Somente com o uso sustentável desse patrimônio podemos persistir como civilização. É possível gerar valor e criar emprego sem destruição, em um modelo de desenvolvimento que valoriza a floresta em pé e a sustentabilidade de suas comunidades, com a prática de negócios socialmente justos, ambientalmente corretos e economicamente viáveis. Para isso, é preciso compartilhar a riqueza produzida na região com quem vive da floresta, por meio da repartição de benefícios gerados.
Com um trabalho iniciado há quase duas décadas, a Natura usa 70 cadeias de ingredientes da biodiversidade, com 20 ativos de origem sustentável e certificada pela UEBT (União para o BioComércio Ético), provenientes de 34 comunidades e que geram desenvolvimento e renda para mais de 4 mil famílias somente na Amazônia.
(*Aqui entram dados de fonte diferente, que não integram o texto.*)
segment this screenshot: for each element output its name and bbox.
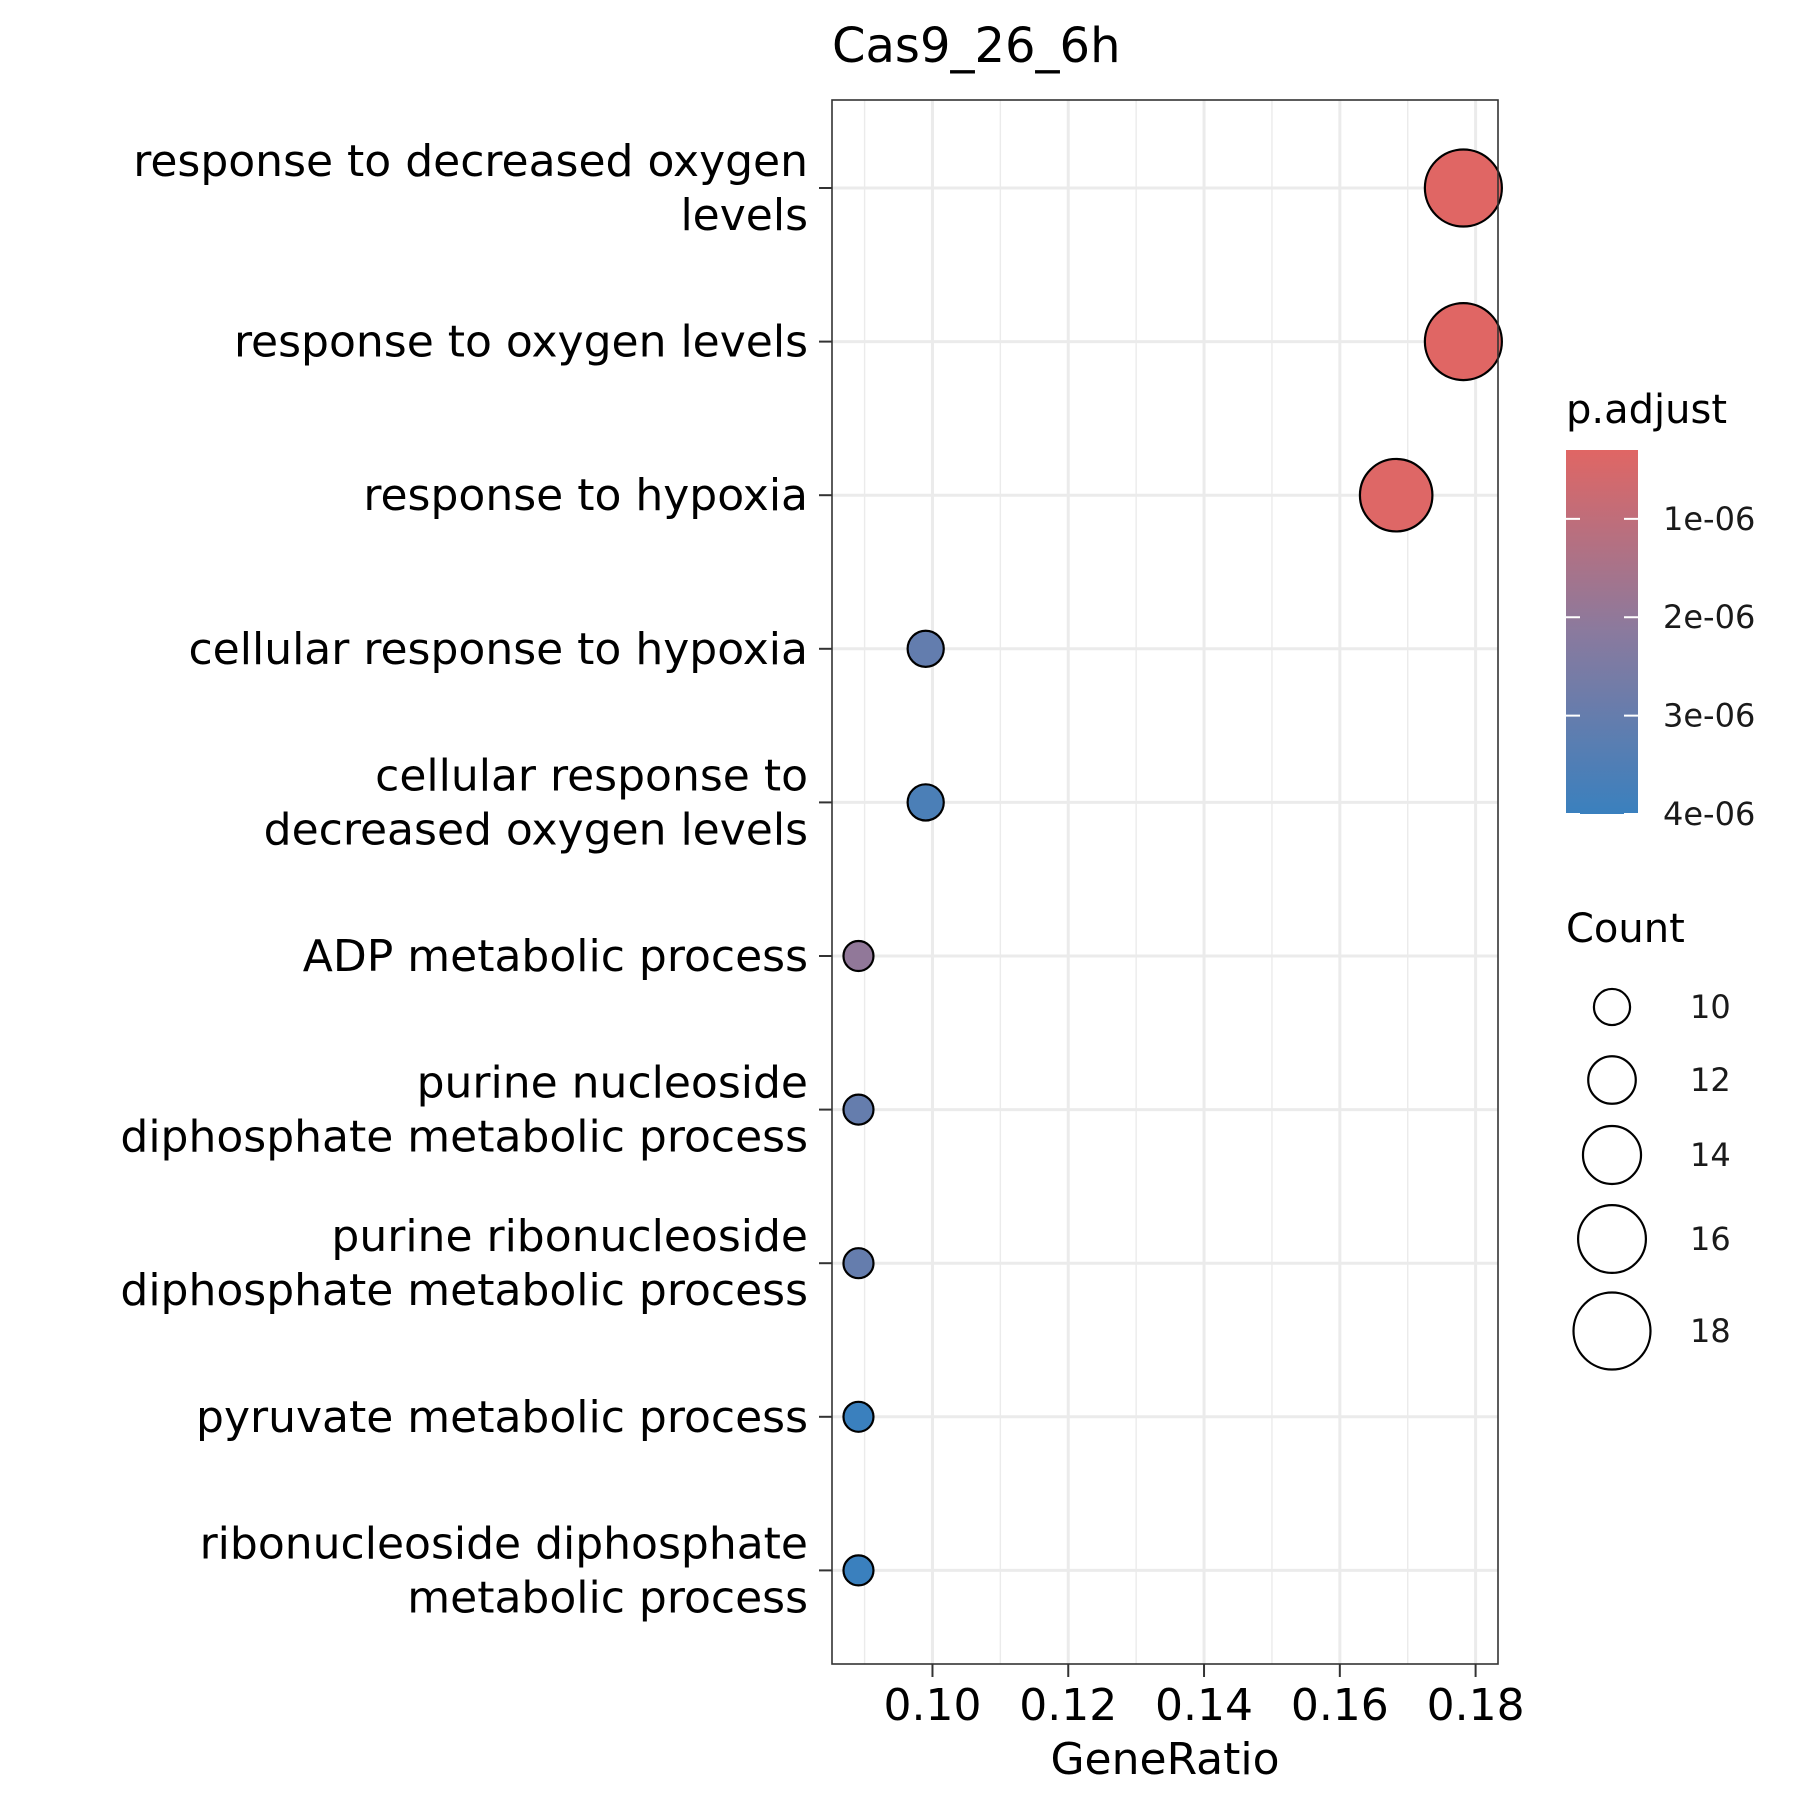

Entre esses ingredientes está a ucuuba, fruto de uma espécie que estava ameaçada de extinção pela exploração madeireira predatória para confecção de estacas e cabos de vassoura. Anos de pesquisa científica comprovaram o benefício altamente hidratante da semente, dando novo valor à ucuubeira. Hoje, as comunidades recebem a cada colheita de uma única árvore cerca de três vezes o valor equivalente ao seu tronco. É uma conta que faz sentido para toda a sociedade. Aprender a lidar com a biodiversidade será o principal diferencial competitivo do país, se soubermos ouvir as vozes da floresta.
Em 2011, lançamos o Programa Amazônia, com a meta de movimentar um valor acumulado de R$ 1 bilhão de reais na região, considerando todas as nossas iniciativas. Prevíamos atingir essa meta em 2020, mas a superamos no primeiro semestre de 2017. A presença da Natura na região ajuda a manter 257 mil hectares de floresta em pé, mas o crédito deve ser atribuído às famílias com quem nos relacionamos na região. Organizadas em torno de associações e cooperativas, elas pautam parte importante da agenda da Amazônia do século 21. Não por acaso, as comunidades mais prósperas têm mulheres em posições de liderança, pessoas como Adriana Lima, da Ilha de Cotijuba, e Josineide Malheiros, da Ilha das Cinzas, que desafiam a lógica dos ciclos de economia de exploração predatória da floresta.
Se não quisermos abreviar a nossa existência como espécie, precisamos amplificar a voz das comunidades e assumir responsabilidades compartilhadas em relação à Amazônia, na condição de cidadãos e consumidores, ao cobrar de governos e empresas compromissos para frear o desmatamento. Estamos em plena campanha eleitoral e isso deve entrar na pauta já, de todas as candidaturas.
Perseguir um modelo de desenvolvimento econômico sustentável e inclusivo não é mais uma opção, e a mudança está em nossas mãos. Afinal de contas, não existe floresta em pé se a gente ficar sentado.